Ver weg in Jotunheim, in de familie van Widolf, de toekomstziende reus Wolwa leefde. Odin ging naar haar toe. Ze wilde het geheim lange tijd niet aan God onthullen. Pas toen hij de krachtige runen gebruikte, begon ze te zingen. Het was een vreemd lied en onbegrijpelijk voor niet-ingewijden. Ze zong er de Hymn of the Acts over, hoe Ymir werd geboren in de afgrond, hoe de Thurss van zijn lichaam werden gemaakt, hoe de goden de aarde verheffen en namen gaven. De wereld werd gevormd in Gods hand. Midgard en As-gard waren geboren. Er werden dwergen gemaakt en de eerste mensen werden wakker. Nomy heeft zijn zetel gevonden. Hebzucht drong Midgard binnen en driemaal werd de brandstapel bij de verblijfplaats van de goden aangestoken. Het eerste gevecht vond plaats en er werd een verzoeningsdrankje gedaan. De profetes bleef zingen over de tekenen van naderend onheil. De bebloede Baldr ligt op de brandstapel. Broer vermoordt hem, maar iemand anders heeft een fout gemaakt. De wreker is geboren, zoon van Odin. Het heeft geen twee dagen, wanneer hij wraak zal nemen. De verrader is geketend, een wrede misdaad kwellen door deze te bezetten. De grond trilt. Er komen drie strenge winters zonder zon. Drie jaar oorlogen, verkrachtingen en plunderingen zullen komen. Er zullen broers zijn die elkaar vermoorden, verontreinigen bloedverbindingen. Jaren van waanzin, bloed en schaamteloosheid. De leeftijd van de bijl zal komen, de leeftijd van het zwaard. De wereld zal in de afgrond vallen.
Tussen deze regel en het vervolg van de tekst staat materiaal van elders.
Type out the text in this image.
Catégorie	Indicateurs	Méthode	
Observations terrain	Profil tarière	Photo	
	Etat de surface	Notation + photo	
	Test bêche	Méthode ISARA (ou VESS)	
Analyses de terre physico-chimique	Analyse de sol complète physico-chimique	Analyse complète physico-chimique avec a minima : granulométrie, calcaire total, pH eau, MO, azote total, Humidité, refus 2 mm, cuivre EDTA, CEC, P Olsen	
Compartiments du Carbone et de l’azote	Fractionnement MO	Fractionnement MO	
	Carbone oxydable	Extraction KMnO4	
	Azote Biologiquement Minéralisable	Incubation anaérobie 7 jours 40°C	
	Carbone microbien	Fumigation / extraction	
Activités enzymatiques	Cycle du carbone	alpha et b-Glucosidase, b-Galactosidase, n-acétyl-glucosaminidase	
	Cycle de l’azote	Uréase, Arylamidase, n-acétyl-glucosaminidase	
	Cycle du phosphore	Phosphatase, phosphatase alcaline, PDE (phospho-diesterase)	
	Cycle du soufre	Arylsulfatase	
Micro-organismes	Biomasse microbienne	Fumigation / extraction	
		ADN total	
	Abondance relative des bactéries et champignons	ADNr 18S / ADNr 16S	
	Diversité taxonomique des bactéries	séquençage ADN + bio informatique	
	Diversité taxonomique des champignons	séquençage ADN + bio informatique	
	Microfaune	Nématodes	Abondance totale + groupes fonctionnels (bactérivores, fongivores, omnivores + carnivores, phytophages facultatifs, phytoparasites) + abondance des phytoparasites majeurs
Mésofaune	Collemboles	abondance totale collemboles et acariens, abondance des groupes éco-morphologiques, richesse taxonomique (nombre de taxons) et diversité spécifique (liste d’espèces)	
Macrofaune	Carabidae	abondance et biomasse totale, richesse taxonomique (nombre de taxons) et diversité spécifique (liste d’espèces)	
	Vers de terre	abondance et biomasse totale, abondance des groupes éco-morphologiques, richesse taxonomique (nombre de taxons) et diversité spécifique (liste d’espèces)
Odin luisterde naar het lied en het leek hem, dat de gave van Volwa naar hem toe stroomt. Hij zag de aarde in haar grondvesten schudden. Bergen brokkelen af in Jotunheim. De rode haan Fjalar kraait. De gigantische Gollikambi, Asom kraait, wordt wakker. Een ander roept de wraiths Hel op. Garm huilt luid, de hond van de hel. Alle banden vallen. Heimdall dmie met de Gjallarhorn, Don zien bij de poorten van Asgard. De Wereldboom beeft. De vrijgelaten monsters gaan de strijd aan. De wolf eet de zon en de maan. Sterren vallen uit de lucht. De aarde schudt. De zee stijgt op vanaf de kust. Midgardsorm kronkelt in een wilde woede. Er komen reuzen uit het oosten. Hry leidt hen, het schild van wanhoop in zijn hand. Nadpływa Naglfar; schip van de doden. De lucht kraakt. Door de kloof komt Suń met haar zoons. Vuur is voor hen en achter hen. De Bilrost-brug stort in. Odin praat nog een laatste keer tegen Mimirs hoofd. Ze rennen de Walkuren over de vlakte van Wigrid. Daar ben je bang voor. Odin vecht tegen de wolf en het regent in de strijd. De machtige Vidar zal zijn vader wreken. Thor staat voor Midgardsorm. Doodt een monster, maar hij sterft zelf aan het gif. Frey vecht tegen Surt en valt verslagen. Een mooie god gaat om, want er is geen zwaard, die hij gaf voor de charmes van een vrouw. Garm valt uit op Tyr. Ze sterven allebei in dit gevecht. Surt valt op de grond en alles staat in brand.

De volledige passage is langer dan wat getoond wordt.